Tomorrow, Mama will leave me. So, what happens when it is her turn to lie down? How will I stop myself from curling up next to her in the same dirt we dodge by leaving our shoes by our door? I will surely close my eyes and pretend I have also found silence in my veins until I see her again.
When I am standing on the edge of the grave, what do I do then, God? Why must I live when my family doesn’t have to, when there is nowhere left I hope to be?
***
“Does Auntie show up in your dreams? I keep expecting Abu to show up in mine. But he’s not there,” Mama’s voice breaks, speaking to her cousin. “I thought he’d come to see me after everything, and he didn’t.” Mama believes that when a soul moves on, it still visits their loved ones. If a loved one visits your dreams, it means they’ve decided to stay with you. Mama refuses to produce Nana’s death certificate because it’ll mean he truly left her.
Nana sometimes appears in my dreams. Sometimes he’s sitting in a lush chair in a law office, sometimes he’s walking around my university. Every few months, he comes back. I don’t tell Mama because I don’t believe in what she does, and if she knew, she’d ask me things I don’t have answers to.
But I know that Nana always smiles in my dreams, and he talks to me. He’s not sick anymore. He’s Nana. And he smiles at me.
***
Some time after Nana died, Mama told me Nana knew something.
“The night before it happened, I called him like I always do, and he said something funny,” Mama says, vaguely staring at a spot beyond my ear. He said, “I wish you were here, and life wasn’t so quick.’ So, I asked him, ‘Abu, are you afraid of dying?’ and he said, ‘No. I’m afraid of staying like this.’”
“Abu’s always been a lot smarter than me,” she continued, “I tried so hard to hide his illness from him, and he knew anyway. He knew everything, and I think he knew he was about to die.”
Mama finally looked directly at me. Nana had wanted to leave. For the first time in two years, Mama looked at me the same way I looked at Nana when the apartment door closed. With a look of sureness, Mama acknowledged that Nana had died.
It was then I knew that Mama had finally said goodbye.
***
I never thought I’d survive the loss of a loved one, but things have been changing.
Mama has started giving me Nana’s old hoodie and socks to wear. She started sharing her favourite stories about him at the breakfast table. I think she knows now that Nana’s memory doesn’t haunt her, instead, Nana’s memories have always celebrated her, and in turn, Mama now celebrates her unwavering love for Nana.

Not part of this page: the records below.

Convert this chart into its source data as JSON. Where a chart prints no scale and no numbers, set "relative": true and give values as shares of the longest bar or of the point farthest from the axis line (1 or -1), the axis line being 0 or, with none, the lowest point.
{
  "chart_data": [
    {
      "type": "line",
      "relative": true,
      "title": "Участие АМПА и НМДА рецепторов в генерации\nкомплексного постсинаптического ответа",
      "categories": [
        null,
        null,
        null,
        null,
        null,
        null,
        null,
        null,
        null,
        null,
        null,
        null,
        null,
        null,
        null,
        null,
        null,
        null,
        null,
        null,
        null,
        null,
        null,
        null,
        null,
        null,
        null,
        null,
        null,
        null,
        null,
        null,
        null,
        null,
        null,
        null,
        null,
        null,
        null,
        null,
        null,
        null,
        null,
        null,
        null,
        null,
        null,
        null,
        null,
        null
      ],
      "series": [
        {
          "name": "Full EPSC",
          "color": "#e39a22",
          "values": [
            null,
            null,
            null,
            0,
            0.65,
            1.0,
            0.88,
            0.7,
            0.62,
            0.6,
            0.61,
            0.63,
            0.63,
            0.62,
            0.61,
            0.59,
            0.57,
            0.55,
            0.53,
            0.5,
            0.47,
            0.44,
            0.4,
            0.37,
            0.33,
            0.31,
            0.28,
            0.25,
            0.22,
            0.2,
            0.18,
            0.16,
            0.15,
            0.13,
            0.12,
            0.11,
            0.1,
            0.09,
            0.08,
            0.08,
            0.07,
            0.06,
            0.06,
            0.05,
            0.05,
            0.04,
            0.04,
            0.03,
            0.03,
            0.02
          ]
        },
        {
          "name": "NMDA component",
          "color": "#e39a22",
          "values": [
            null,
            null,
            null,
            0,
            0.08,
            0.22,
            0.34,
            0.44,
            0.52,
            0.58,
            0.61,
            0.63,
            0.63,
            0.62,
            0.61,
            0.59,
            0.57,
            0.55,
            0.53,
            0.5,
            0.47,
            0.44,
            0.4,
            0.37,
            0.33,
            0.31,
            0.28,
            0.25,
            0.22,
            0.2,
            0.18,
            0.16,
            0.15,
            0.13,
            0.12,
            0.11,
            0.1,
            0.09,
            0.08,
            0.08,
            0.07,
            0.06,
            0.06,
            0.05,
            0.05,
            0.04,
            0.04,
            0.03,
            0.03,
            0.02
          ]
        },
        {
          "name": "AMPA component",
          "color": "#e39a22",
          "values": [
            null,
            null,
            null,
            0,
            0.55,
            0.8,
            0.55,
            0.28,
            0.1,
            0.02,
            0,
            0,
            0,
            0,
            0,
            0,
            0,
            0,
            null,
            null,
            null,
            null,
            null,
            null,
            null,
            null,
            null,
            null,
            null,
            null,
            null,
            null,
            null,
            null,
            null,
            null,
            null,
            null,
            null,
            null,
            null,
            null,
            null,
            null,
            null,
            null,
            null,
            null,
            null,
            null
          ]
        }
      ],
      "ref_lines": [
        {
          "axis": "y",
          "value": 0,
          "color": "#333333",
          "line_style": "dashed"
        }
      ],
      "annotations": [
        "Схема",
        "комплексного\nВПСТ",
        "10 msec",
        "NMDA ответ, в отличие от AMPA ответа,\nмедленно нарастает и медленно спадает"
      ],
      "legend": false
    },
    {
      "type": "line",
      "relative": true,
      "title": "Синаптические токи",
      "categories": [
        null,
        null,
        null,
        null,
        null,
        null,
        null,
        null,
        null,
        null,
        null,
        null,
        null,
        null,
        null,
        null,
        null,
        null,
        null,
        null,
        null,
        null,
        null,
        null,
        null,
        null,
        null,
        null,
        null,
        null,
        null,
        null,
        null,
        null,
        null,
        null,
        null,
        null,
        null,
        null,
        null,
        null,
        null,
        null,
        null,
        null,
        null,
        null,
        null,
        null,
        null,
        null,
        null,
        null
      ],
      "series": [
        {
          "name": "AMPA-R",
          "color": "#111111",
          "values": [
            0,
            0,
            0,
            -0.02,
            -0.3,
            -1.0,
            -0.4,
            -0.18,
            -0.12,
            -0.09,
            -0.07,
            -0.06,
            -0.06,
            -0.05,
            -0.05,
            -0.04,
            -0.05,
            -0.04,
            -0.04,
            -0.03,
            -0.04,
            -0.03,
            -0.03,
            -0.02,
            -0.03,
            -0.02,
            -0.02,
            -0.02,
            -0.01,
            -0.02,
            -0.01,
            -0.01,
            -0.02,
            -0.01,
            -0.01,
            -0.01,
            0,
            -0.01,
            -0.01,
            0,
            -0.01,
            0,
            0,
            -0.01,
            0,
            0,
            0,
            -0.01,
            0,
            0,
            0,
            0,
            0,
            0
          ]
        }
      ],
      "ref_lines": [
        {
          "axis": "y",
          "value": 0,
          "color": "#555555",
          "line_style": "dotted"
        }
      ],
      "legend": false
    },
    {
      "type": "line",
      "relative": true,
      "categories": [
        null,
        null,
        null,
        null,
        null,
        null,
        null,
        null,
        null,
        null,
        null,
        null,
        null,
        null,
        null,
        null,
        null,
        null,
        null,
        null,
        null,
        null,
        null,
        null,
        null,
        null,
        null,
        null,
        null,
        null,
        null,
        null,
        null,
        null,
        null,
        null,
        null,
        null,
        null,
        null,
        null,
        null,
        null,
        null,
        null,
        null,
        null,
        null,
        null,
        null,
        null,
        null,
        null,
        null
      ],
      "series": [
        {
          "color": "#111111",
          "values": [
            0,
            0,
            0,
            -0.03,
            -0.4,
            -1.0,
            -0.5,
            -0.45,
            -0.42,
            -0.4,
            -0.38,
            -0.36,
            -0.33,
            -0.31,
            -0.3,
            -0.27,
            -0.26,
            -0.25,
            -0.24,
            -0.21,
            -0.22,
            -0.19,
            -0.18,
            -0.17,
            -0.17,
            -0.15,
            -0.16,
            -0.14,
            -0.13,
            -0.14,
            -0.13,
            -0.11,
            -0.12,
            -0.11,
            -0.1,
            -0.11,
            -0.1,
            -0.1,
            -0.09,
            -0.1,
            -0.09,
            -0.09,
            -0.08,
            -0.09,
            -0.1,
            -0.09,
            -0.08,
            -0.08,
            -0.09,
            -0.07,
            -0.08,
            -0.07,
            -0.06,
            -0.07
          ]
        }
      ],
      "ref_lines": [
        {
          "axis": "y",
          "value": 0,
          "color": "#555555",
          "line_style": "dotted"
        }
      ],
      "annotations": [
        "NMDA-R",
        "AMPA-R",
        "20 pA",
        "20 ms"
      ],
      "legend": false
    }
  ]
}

We used to think Nana’s last breath of anger fossilized his legacy, like a fly trapped in amber. But his breath was just one of many, and it took us months to realize that.
Still, how do I prepare for a loss I know will break me?
I think Nana prepared me to accept living as a responsibility. One day, I’ll be on my own, and I’ll miss Mama’s hugs. But Mama will miss nothing because in another life, Mama will have found a certain kind of peace the noise of our immigrant life never gave her. One day in this life, I will continue living with a sureness—the sureness of a parent dropping their child off at daycare.
There is relief in carrying a burden for someone else. Sometimes that burden is living, breathing, seething, sleeping, but always waking up. I found hope shovelling dirt onto a familiar face and turning the light off in a bedroom with a stiff mattress this summer. I found hope that suffering would end.
I think Mama and I are less anxious about living and losing now. Life and loss are funny like that because maybe they’re the same thing—always preparing us for the other.